The mood or tone is one of bitterness and sorrow, which is reflected in his writing. As far as the meaning of the poem, the first line basically indicates how although he has food to feed himself, he is living on meager rations. This was the case among many foreigners entering the Roman Empire who came to seek fortune yet stayed their lives in despair due to disproportionate amounts of wealth to unhealthy citizens. The second line again personifies America as “(America)… sinks into my throat her tiger’s tooth” (pg 1460). This shows the cruelty and the viciousness of the brave new world that McKay has just encountered.

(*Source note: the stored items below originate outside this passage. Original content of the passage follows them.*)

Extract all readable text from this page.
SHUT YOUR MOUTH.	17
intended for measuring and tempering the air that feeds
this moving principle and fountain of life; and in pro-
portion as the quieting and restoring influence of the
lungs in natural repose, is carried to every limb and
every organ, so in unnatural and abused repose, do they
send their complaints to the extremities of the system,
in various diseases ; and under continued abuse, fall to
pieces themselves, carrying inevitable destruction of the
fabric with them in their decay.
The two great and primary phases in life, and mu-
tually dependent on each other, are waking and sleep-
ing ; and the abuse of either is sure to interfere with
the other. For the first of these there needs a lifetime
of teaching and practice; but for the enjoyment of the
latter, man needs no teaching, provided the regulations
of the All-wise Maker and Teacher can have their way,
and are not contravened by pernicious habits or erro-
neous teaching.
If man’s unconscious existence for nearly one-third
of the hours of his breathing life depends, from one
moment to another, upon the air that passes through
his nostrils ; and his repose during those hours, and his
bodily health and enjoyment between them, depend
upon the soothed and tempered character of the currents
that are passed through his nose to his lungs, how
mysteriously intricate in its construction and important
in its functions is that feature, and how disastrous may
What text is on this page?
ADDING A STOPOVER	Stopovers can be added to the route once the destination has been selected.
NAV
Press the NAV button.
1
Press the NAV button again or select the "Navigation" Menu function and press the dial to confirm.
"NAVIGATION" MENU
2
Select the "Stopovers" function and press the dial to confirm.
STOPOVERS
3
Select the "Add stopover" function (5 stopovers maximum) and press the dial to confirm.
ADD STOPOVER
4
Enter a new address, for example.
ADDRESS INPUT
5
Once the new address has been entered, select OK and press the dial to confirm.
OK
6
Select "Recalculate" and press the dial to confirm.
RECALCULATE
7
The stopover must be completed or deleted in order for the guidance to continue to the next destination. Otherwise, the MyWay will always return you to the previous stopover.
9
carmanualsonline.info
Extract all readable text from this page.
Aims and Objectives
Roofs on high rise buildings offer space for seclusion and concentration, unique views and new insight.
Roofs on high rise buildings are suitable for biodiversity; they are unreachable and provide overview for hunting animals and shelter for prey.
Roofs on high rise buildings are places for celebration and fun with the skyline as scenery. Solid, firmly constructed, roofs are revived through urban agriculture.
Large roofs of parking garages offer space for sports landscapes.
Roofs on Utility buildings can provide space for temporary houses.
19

However, on the ironic side, he testifies in lines three and four that in doing so, this “cultured hell” (1460) gives him drive and challenge in his life. Much like the Roman Empire and new people wanting to make it big, the gladiator rings were a cultured hell that one enjoyed it much but at any moment death was near. The sheer force of American life gives him strength, he goes on to say, which stands defiantly fueling his hate. Line seven then continues to say that the mightiness of America is so grand that, like a house in a flood, he feels swept away among her force. Again in comparison to Caesarian times, Roman authority over Europe was unrivaled by even the barbarians, and the military prowess left it the only superpower. Later, McKay continues on saying, as a defiant “rebel fronts a king in the state” (1460), he respects the authority of this grand “empire” yet secretly quarrels which even in Roman times, to some extent, was allowed due to a democratic way of thinking prior to the Monarchs such as Augustus I.

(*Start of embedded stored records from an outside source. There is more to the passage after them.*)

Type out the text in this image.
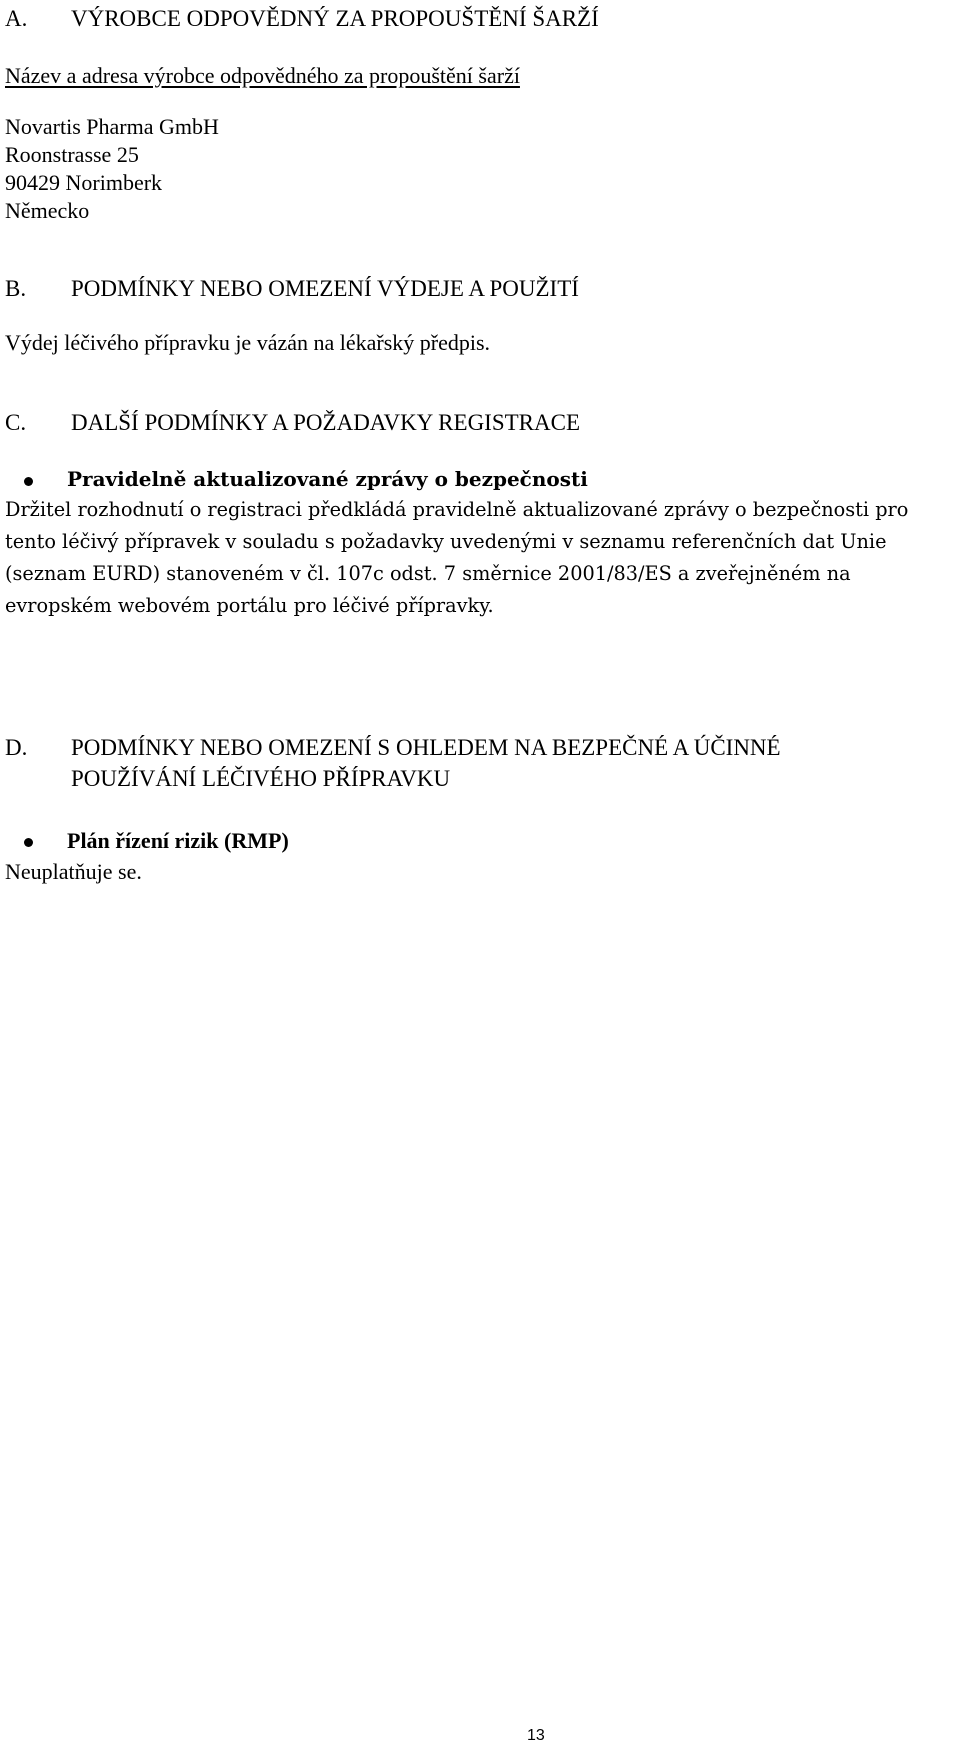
A. VÝROBCE ODPOVĚDNÝ ZA PROPOUŠTĚNÍ ŠARŽÍ
Název a adresa výrobce odpovědného za propouštění šarží
Novartis Pharma GmbH
Roonstrasse 25
90429 Norimberk
Německo
B. PODMÍNKY NEBO OMEZENÍ VÝDEJE A POUŽITÍ
Výdej léčivého přípravku je vázán na lékařský předpis.
C. DALŠÍ PODMÍNKY A POŽADAVKY REGISTRACE
Pravidelně aktualizované zprávy o bezpečnosti
Držitel rozhodnutí o registraci předkládá pravidelně aktualizované zprávy o bezpečnosti pro
tento léčivý přípravek v souladu s požadavky uvedenými v seznamu referenčních dat Unie
(seznam EURD) stanoveném v čl. 107c odst. 7 směrnice 2001/83/ES a zveřejněném na
evropském webovém portálu pro léčivé přípravky.
D. PODMÍNKY NEBO OMEZENÍ S OHLEDEM NA BEZPEČNÉ A ÚČINNÉ
POUŽÍVÁNÍ LÉČIVÉHO PŘÍPRAVKU
Plán řízení rizik (RMP)
Neuplatňuje se.
13
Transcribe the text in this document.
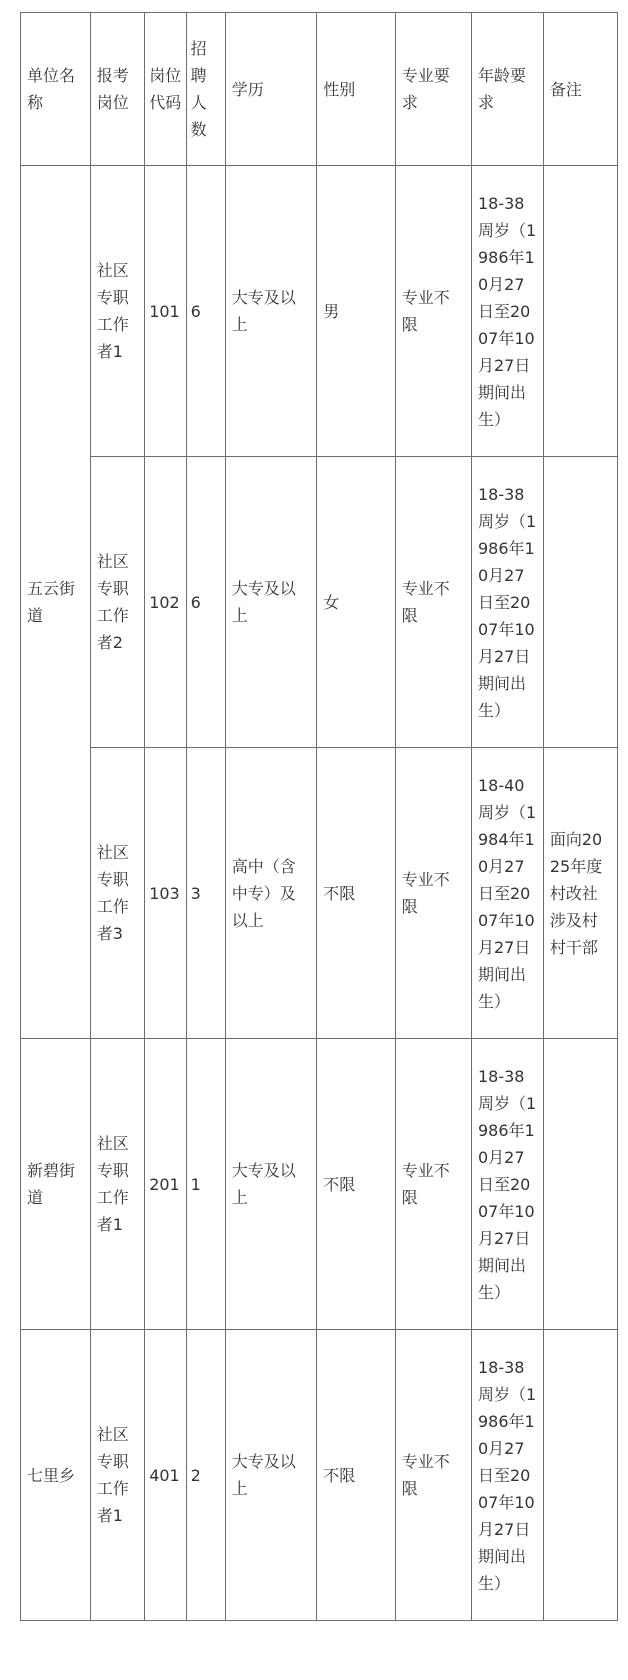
单位名称	报考岗位	岗位代码	招聘人数	学历	性别	专业要求	年龄要求	备注
五云街道	社区专职工作者1	101	6	大专及以上	男	专业不限	18-38周岁（1986年10月27日至2007年10月27日期间出生）	
	社区专职工作者2	102	6	大专及以上	女	专业不限	18-38周岁（1986年10月27日至2007年10月27日期间出生）	
	社区专职工作者3	103	3	高中（含中专）及以上	不限	专业不限	18-40周岁（1984年10月27日至2007年10月27日期间出生）	面向2025年度村改社涉及村村干部
新碧街道	社区专职工作者1	201	1	大专及以上	不限	专业不限	18-38周岁（1986年10月27日至2007年10月27日期间出生）	
七里乡	社区专职工作者1	401	2	大专及以上	不限	专业不限	18-38周岁（1986年10月27日至2007年10月27日期间出生）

The last four lines change in tone, describing the road ahead for this empire, predicting the fall is soon bound to happen despite the magnificence of “its granite wonders,” which even ancient Rome possessed (coliseums). And the last line ends with “priceless treasures sinking in the sand.” The last line is almost a predicted and eerie fact of what could happen to America if it doesn’t stay out of unnecessary conflicts and wars as it is participating in now. McKay, almost as a foreseer of the culture of this empire, had strong convincing views that the fall of this Empire was near. Eerily, the ancient Romans themselves thought of themselves to be invincible. However, a small group of tribes known as the Huns and their leader Attila wiped out the rule which gave rise to internal strife. A common saying is that history repeats itself.

The priceless treasures that are unearthed today are ancient Rome’s coliseums, its coinage, and its weapons. Who knows? Maybe in the near future, a descending civilization could unearth America’s treasures and wonder how this civilization declined. What caused its decline? Was it racial intolerance? Is capitalistic greed? Or was it imperial ambitions?